Figure 1. Embedded versus referenced documents

Embedding documents

You can embed a document in another document by simply defining an attribute to be a document. This enables Couchbase Server to cache, store, and retrieve the complex document with embedded documents as a single piece. For example, "beers" entity can embed "breweries" by embedding an attribute called brewery in the beer document.

In relational databases embedding is not typically supported. In other NoSQL solutions embedding is typically overemphasized as JOINs and sub-queries are not supported in the platforms and code development gets complicated with referencing.

In Couchbase Server, N1QL provides support for JOINs and sub-queries so data modelers are free to choose the best option for their case without complicating code development. Embedding can be beneficial in a numbers of cases. Some of these are similar to the disadvantages of referencing.
  • Embedding can be advantageous when related items are frequently used together. Because multiple entities are contained in a single document, those entities are cached together in Couchbase Server managed cache and can be retrieved with a single operation, which eliminates the need for multiple round trips.
  • Couchbase Server provides ACID properties on operations addressing a single document.
    • A single document write is guaranteed to either fully succeed or fail.
    • No operation can see a partially updated version of the document.
    • If an update operation is issued with durability requirements such as replicated durability (replicateTo) or persisted durability (persistTo flag), Couchbase Server guarantees the whole document will be durable.

    Imagine an "order" document that embeds "order line items" document embedded in it. With both related entities in a single document, operations that are required to update both the order and the order line items can take advantage of a single write. The atomic write ensures that either the entire update is successful or none of the updates to the order or its line items is committed to the document.

Embedding also has downsides:
  • Embedding can hinder information consistency and update efficiency across documents. If an update to the brewery document is issued, all the beers embedding the same brewery have to be updated to ensure all redundant copies of breweries are identical.
  • Embedding results in replicated bytes and therefore uses extra memory and storage space because it requires repetition of brewery attributes across many beers. Intra-cluster replication (DCP) and Cross Datacenter Replication (XDCR) have to communicate the brewery attributes every time a beer gets updated.

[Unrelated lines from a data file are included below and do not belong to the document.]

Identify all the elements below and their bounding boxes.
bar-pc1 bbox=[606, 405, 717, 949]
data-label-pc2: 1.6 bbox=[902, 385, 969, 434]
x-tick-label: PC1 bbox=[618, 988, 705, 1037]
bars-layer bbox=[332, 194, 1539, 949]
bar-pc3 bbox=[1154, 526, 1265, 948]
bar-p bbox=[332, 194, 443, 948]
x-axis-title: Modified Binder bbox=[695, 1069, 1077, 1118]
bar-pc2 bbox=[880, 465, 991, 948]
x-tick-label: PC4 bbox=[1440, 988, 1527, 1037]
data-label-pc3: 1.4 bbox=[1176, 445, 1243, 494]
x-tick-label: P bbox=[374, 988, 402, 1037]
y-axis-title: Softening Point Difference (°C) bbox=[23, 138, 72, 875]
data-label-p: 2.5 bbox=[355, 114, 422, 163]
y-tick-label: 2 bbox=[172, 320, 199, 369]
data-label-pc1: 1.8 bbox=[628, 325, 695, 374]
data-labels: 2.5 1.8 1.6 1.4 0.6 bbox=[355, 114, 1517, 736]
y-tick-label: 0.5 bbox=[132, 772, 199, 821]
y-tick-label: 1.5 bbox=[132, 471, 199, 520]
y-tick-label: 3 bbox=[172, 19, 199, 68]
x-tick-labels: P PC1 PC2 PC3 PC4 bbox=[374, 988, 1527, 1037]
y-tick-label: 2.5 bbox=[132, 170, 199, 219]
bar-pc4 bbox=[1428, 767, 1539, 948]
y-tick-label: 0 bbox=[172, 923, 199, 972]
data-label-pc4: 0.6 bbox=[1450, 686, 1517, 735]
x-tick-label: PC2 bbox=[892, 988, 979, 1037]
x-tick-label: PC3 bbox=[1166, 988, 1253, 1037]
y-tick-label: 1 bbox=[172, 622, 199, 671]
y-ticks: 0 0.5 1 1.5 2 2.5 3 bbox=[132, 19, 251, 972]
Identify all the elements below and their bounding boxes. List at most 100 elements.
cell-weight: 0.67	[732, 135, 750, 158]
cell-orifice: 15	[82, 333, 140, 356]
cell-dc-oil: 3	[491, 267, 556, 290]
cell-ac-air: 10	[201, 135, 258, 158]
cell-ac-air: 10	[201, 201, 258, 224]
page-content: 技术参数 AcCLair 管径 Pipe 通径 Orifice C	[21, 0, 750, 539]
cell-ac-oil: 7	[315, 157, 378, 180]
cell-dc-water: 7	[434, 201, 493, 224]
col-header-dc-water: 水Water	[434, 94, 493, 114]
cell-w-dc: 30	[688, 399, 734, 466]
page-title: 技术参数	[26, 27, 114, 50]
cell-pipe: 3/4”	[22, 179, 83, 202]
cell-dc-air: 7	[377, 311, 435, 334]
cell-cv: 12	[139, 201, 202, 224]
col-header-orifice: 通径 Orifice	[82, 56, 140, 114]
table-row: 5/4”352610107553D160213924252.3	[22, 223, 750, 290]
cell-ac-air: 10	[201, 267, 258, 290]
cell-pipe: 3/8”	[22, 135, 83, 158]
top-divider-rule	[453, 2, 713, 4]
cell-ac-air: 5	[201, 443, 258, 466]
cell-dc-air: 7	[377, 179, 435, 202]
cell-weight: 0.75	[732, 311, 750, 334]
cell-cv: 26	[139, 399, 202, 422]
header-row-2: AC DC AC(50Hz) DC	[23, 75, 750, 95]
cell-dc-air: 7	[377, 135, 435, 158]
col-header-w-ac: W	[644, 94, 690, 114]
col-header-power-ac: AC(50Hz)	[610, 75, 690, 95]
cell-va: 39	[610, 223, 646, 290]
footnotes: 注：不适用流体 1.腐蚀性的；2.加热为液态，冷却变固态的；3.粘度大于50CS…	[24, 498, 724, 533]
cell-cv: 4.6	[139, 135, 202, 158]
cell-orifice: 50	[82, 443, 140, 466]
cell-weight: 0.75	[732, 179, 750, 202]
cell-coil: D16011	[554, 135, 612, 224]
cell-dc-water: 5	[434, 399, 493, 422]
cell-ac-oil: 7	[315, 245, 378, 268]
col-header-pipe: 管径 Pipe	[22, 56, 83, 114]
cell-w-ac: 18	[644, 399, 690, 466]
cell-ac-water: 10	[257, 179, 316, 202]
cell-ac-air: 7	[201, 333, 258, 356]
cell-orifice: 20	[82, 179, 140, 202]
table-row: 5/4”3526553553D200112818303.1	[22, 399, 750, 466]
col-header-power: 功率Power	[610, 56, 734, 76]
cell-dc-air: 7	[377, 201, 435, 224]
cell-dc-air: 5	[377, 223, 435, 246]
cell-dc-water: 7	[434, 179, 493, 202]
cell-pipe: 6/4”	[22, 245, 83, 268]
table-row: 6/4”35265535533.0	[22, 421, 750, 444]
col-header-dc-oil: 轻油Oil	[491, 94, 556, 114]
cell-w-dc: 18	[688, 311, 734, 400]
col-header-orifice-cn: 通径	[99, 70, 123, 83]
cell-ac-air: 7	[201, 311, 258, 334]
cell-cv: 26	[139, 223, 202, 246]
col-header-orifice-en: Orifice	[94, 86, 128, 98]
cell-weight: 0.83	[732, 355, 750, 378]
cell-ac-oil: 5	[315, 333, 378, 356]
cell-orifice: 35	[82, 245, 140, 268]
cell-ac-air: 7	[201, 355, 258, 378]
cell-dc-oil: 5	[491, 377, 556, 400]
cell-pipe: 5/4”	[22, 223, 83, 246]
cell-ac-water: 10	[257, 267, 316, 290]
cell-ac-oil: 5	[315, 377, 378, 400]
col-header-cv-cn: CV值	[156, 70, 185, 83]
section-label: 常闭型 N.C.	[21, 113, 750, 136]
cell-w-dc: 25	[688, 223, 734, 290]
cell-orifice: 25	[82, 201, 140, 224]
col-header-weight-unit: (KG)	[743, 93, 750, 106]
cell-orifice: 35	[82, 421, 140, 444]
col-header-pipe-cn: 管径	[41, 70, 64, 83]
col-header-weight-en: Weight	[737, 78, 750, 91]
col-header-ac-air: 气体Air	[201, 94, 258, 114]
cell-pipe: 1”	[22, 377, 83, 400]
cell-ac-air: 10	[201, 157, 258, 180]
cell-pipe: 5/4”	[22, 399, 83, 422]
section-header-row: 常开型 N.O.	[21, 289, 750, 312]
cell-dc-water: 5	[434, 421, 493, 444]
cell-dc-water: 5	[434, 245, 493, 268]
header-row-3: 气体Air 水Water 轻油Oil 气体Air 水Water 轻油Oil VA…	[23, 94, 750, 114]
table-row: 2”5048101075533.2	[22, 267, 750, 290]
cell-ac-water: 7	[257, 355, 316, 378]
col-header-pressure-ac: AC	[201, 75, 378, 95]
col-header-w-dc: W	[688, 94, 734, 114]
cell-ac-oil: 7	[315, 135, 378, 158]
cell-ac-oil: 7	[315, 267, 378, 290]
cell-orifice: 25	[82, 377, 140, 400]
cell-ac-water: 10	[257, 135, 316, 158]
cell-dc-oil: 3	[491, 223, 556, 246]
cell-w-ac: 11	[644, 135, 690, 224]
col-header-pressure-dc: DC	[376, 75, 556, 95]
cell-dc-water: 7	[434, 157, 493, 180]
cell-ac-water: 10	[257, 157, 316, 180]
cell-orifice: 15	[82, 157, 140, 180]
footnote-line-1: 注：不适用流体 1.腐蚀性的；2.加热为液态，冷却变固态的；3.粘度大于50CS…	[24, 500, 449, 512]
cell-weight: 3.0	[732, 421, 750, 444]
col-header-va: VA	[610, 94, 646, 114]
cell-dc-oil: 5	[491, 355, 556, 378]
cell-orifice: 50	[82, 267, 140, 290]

It is important to note that you can use hybrid solutions. Embedding may be a great choice for relationships like "book" and "authors" where there are only a few authors. However, referencing may be a better way when you have "instruments" and "measurements" as the relationship. In this case there would be millions of measurements per instrument and embedding is not a good option. With Couchbase Server you, as a developer, have full freedom to choose the best option for your application without compromising on application complexity.